As the climate changes, the fragile nature of Vitis vinifera is highlighted and the boundaries of ideal growing regions are being pushed. Some U.S. growers—and potentially some in the European Union, which recently approved their use—are looking to hybrid grapes and their non-vinifera parents as more stable vehicles not just to translate their terroir, but also to respect the environment.

Organic and Sustainable Practices

Illustration by Various Media

Timothy Martinson is a senior extension associate for the Viticulture and Enology program at Cornell University. He is also an outreach coordinator for VitisGen2, an effort that spans institutions. Part of his work is to identify genetic markers for marker-assisted selection when considering parentage for hybrid grapes.

“The key difficulties in the vineyard due to climate change are a change in rainfall, an increase in temperature and disease pressure,” says Martinson.

He explains an increase in temperature on the West Coast has restricted water access and accelerated wildfires. Growing areas on the East Coast and pockets of the Midwest, on the other hand, have experienced an increase of rainfall that, in combination with overall higher temperatures, has led to elevated levels of humidity.

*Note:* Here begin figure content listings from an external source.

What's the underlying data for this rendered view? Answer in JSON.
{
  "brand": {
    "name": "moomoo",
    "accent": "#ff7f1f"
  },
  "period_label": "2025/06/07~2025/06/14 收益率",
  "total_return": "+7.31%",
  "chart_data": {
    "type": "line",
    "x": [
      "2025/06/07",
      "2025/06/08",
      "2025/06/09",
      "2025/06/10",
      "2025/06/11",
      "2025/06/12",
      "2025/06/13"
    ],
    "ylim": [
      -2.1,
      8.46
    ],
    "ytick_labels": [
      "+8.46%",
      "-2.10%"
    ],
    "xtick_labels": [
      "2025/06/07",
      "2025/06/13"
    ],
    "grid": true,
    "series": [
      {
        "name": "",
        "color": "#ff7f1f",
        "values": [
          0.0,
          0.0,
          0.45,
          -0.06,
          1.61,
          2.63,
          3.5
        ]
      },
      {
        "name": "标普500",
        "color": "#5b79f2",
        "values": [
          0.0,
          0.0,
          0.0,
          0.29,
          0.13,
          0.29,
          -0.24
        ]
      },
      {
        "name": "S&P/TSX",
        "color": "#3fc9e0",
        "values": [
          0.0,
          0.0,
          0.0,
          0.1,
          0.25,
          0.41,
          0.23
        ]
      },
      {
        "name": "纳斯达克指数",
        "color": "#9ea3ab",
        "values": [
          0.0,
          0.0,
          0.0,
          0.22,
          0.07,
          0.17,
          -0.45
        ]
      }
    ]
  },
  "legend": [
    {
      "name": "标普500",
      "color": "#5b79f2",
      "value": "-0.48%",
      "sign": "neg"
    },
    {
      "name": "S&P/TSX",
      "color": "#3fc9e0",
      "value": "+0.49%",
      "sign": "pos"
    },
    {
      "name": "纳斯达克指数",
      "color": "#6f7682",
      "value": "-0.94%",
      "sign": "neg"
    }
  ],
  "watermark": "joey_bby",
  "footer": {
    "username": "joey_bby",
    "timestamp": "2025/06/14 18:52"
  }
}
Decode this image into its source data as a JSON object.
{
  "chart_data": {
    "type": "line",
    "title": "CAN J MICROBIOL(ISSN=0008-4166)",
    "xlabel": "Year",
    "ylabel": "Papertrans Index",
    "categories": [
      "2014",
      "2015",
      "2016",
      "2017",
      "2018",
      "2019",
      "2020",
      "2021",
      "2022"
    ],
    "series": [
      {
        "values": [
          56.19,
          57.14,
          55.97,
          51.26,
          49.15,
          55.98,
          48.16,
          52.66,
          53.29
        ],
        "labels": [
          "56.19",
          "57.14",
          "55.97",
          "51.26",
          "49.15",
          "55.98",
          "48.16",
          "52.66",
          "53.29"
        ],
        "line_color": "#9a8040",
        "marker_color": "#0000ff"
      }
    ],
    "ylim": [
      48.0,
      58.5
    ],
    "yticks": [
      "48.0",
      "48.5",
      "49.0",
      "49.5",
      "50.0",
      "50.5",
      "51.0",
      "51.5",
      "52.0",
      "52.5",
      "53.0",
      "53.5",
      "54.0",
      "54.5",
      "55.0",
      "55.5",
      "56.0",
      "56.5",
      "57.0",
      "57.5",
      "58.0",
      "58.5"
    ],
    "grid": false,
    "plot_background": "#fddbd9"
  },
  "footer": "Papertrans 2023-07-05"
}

“A combo of high humidity and higher temps drive these late-season rots,” says Martinson. “Warmer nights extending into ripening season change the character of fruit and lead to more late-season disease pressure like powdery mildew, downy mildew, Phomopsis, Botrytis and fruit rots. Long-term, we need to move to different varieties. A key gap in some sustainability programs is that we are starting with plants that are highly susceptible to these diseases.”

Managing these diseases becomes an even bigger challenge when you consider that some of the means to do so carry their own dangers. Fungicides and herbicides can disrupt the healthy ecosystems around the vineyards and harm the workers handling the chemicals. Even organic sprays made from copper sulfate can leach into the ground.

That means many growers are looking for other ways to deal with these conditions.

“All major European varieties did not evolve with powdery mildew, downy mildew or Phomopsis as a pathogen,” says Martinson. “In contrast, we have about 10–15 species native to U.S., grapes that coevolved with these diseases so they formed resistance.”

And plants with this sort of resistance offer another benefit: Organic practices of not churning the soil, or no-till farming, and planting cover crops can offset the carbon emissions of the vineyard. But these practices are easiest to impart when the vines are well suited to their growing environment, needing less intervention in the soil.